I’ve done some pretty terrible and painful things to other people and to myself in the name of “being cool”. One of those things I did when I was roughly the age of my son that still haunts me from time to time. My best friend in elementary and I had decided to be locker partners in middle school, we had bought the mirrors and other things in which to adorn our shared locker. But that summer I started hanging out with someone else more. She seemed so cool and didn’t have the elementary baggage that my other friend had (by the way, none of this is on the middle school friend-she continues to be one of the kindest, most compassionate people I know) so a week before middle school started I called my elementary friend to let her know I was changing things up and would no longer be sharing a locker with her. How she forgave me for that (and many, many other things) over the years and continues to be a friend I have no idea.

And honestly, as I got older, the stakes were higher and so were the MIstakes. The need to be loved and adored was so acute I hurt people so deeply that some, rightfully so, haven’t forgiven me since.

Last night I related all of this to my son and told him, “Do you know why I fell so hard for your dad? He showed up to our first date in clothes from Goodwill and shoes made of duct tape. He was the first person I ever knew to be so completely him all the time. Your dad has never put much thought into what people think of him and yet people love your dad. They are so devoted to him because they know the person they are claiming their devotion.
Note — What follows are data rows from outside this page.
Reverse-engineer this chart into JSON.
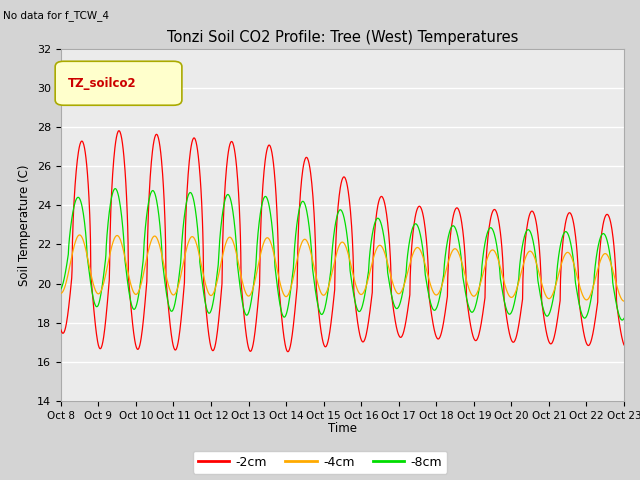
{
  "title": "Tonzi Soil CO2 Profile: Tree (West) Temperatures",
  "subtitle": "No data for f_TCW_4",
  "ylabel": "Soil Temperature (C)",
  "xlabel": "Time",
  "legend_label": "TZ_soilco2",
  "ylim": [
    14,
    32
  ],
  "series_labels": [
    "-2cm",
    "-4cm",
    "-8cm"
  ],
  "series_colors": [
    "#ff0000",
    "#ffaa00",
    "#00dd00"
  ],
  "xtick_labels": [
    "Oct 8",
    "Oct 9",
    "Oct 10",
    "Oct 11",
    "Oct 12",
    "Oct 13",
    "Oct 14",
    "Oct 15",
    "Oct 16",
    "Oct 17",
    "Oct 18",
    "Oct 19",
    "Oct 20",
    "Oct 21",
    "Oct 22",
    "Oct 23"
  ],
  "plot_bg_color": "#ebebeb",
  "fig_bg_color": "#d4d4d4",
  "n_points": 1500
}
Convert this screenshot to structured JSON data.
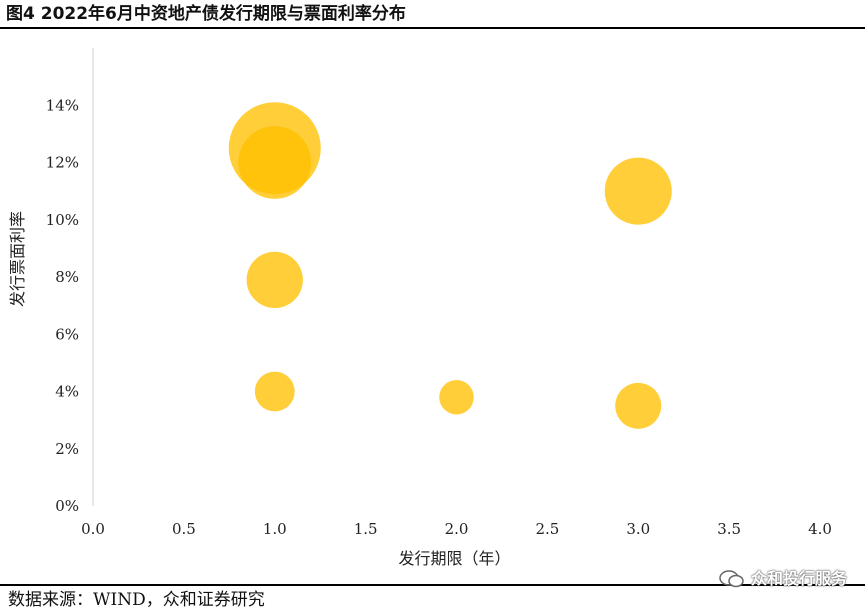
{
  "chart_data": {
    "type": "scatter",
    "title": "图4 2022年6月中资地产债发行期限与票面利率分布",
    "xlabel": "发行期限（年）",
    "ylabel": "发行票面利率",
    "xlim": [
      0,
      4
    ],
    "ylim": [
      0,
      0.16
    ],
    "x_ticks": [
      "0.0",
      "0.5",
      "1.0",
      "1.5",
      "2.0",
      "2.5",
      "3.0",
      "3.5",
      "4.0"
    ],
    "y_ticks": [
      "0%",
      "2%",
      "4%",
      "6%",
      "8%",
      "10%",
      "12%",
      "14%"
    ],
    "grid": false,
    "bubble_color": "#FFC000",
    "points": [
      {
        "x": 1.0,
        "y": 0.125,
        "size": 3.2
      },
      {
        "x": 1.0,
        "y": 0.12,
        "size": 2.0
      },
      {
        "x": 1.0,
        "y": 0.079,
        "size": 1.2
      },
      {
        "x": 1.0,
        "y": 0.04,
        "size": 0.6
      },
      {
        "x": 2.0,
        "y": 0.038,
        "size": 0.45
      },
      {
        "x": 3.0,
        "y": 0.11,
        "size": 1.7
      },
      {
        "x": 3.0,
        "y": 0.035,
        "size": 0.8
      }
    ]
  },
  "source": "数据来源：WIND，众和证券研究",
  "watermark": "众和投行服务"
}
They know it’s not going to shift and change depending on the season-your dad is your dad-take him or leave him.”

Then I reminded him that we aren’t expecting an overnight success in his ability to just be ok with dropping the masks and showing the world just who he is. We are ever evolving humans after all and, though Zach has inspired me to drop all of my masks since the day I met him, I continue to struggle with the old demons from time to time. That struggle is the reason I got “I am God’s beloved” tattooed on my collarbone-it’s a daily reminder that no matter how badly I’ve effed it all up (and woof are there some doozies in there) I am so completely and incomprehensibly loved.
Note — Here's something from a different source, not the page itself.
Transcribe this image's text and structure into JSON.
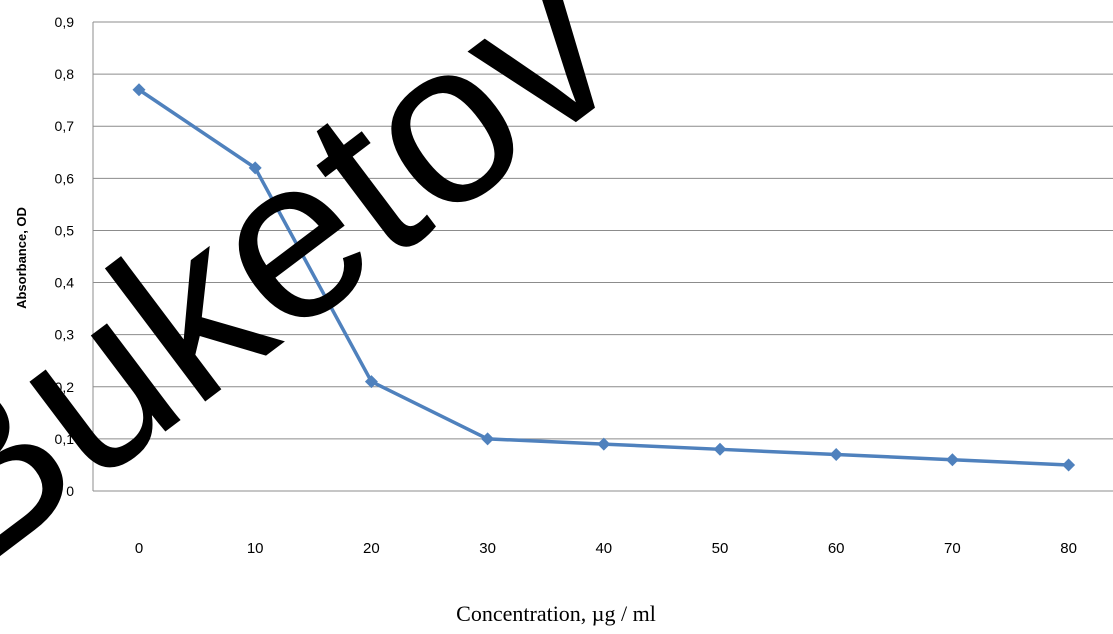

And so is he. Because, as I told him, the people who will be put off by the real him were never meant to be in his life in the first place. And the people drawn to him? Those will be the people who will live and die for him. Those are the only people he needs to worry about doing right by.

I slept so poorly last night because I just kept thinking of ways in which I could save all of my kids, this son in particular, from making the same mistakes I’ve made in my life. I longed a little for the days when I was terrified of outlets and steps rather than BIG feelings like self acceptance and people pleasing gone too far. The risk feels greater now, the repercussions heavier. It’s impossible to know whether I’m doing the right thing as a mom now that my kids are becoming fully formed young adults before my eyes but every night I fall asleep knowing I did my very best and will apologize in the morning for the ways in which I fell short.
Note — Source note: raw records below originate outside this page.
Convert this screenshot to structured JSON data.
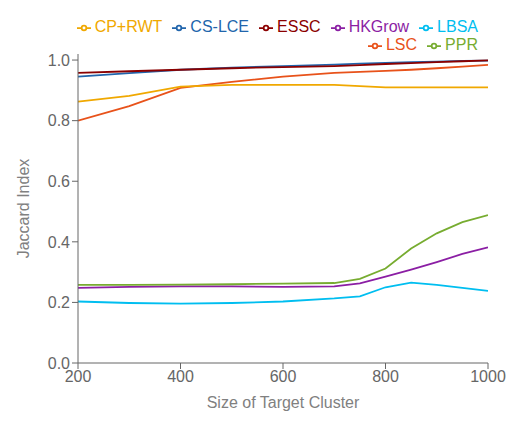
{
  "chart_data": {
    "type": "line",
    "xlabel": "Size of Target Cluster",
    "ylabel": "Jaccard Index",
    "x": [
      200,
      300,
      400,
      500,
      600,
      700,
      750,
      800,
      850,
      900,
      950,
      1000
    ],
    "series": [
      {
        "name": "CS-LCE",
        "color": "#2165ac",
        "values": [
          0.945,
          0.957,
          0.968,
          0.975,
          0.98,
          0.985,
          0.988,
          0.991,
          0.993,
          0.995,
          0.997,
          0.998
        ]
      },
      {
        "name": "LSC",
        "color": "#e8521a",
        "values": [
          0.8,
          0.848,
          0.908,
          0.928,
          0.945,
          0.958,
          0.961,
          0.964,
          0.968,
          0.973,
          0.978,
          0.984
        ]
      },
      {
        "name": "CP+RWT",
        "color": "#f0a800",
        "values": [
          0.863,
          0.882,
          0.912,
          0.918,
          0.918,
          0.918,
          0.914,
          0.91,
          0.91,
          0.91,
          0.91,
          0.91
        ]
      },
      {
        "name": "HKGrow",
        "color": "#8b1ea4",
        "values": [
          0.248,
          0.251,
          0.253,
          0.253,
          0.251,
          0.253,
          0.263,
          0.285,
          0.308,
          0.333,
          0.36,
          0.382
        ]
      },
      {
        "name": "PPR",
        "color": "#77ac30",
        "values": [
          0.258,
          0.258,
          0.259,
          0.26,
          0.262,
          0.264,
          0.278,
          0.312,
          0.378,
          0.428,
          0.465,
          0.488
        ]
      },
      {
        "name": "LBSA",
        "color": "#00bef0",
        "values": [
          0.203,
          0.198,
          0.196,
          0.198,
          0.203,
          0.213,
          0.22,
          0.25,
          0.265,
          0.258,
          0.248,
          0.238
        ]
      },
      {
        "name": "ESSC",
        "color": "#8b0000",
        "values": [
          0.958,
          0.963,
          0.968,
          0.973,
          0.977,
          0.98,
          0.983,
          0.987,
          0.99,
          0.993,
          0.996,
          0.999
        ]
      }
    ],
    "xlim": [
      200,
      1000
    ],
    "ylim": [
      0,
      1.02
    ],
    "xticks": [
      200,
      400,
      600,
      800,
      1000
    ],
    "yticks": [
      {
        "value": 0,
        "label": "0.0"
      },
      0.2,
      0.4,
      0.6,
      0.8,
      {
        "value": 1.0,
        "label": "1.0"
      }
    ],
    "legend": "upper right",
    "grid": false
  }
}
The risk is indeed greater but so is the reward. Getting to know my 5 on a personal level is one of the coolest experiences of my life. It’s so humbling to watch them wrestle with the same things I did at their age and so gratifying to watch them beat the beasts that took me so much longer to conquer.

Last night I looked my son in the eyes and said, “God made you so perfectly, son, I am so in awe of how wonderful you are. I love you so much there is absolutely nothing you could do to stifle that and nothing you could wear to make that love any bigger. Let’s show everyone else the son I get to see-they will be awestruck by the awesome.”

He smiled and went to bed and as he did I realized I was talking to myself, too.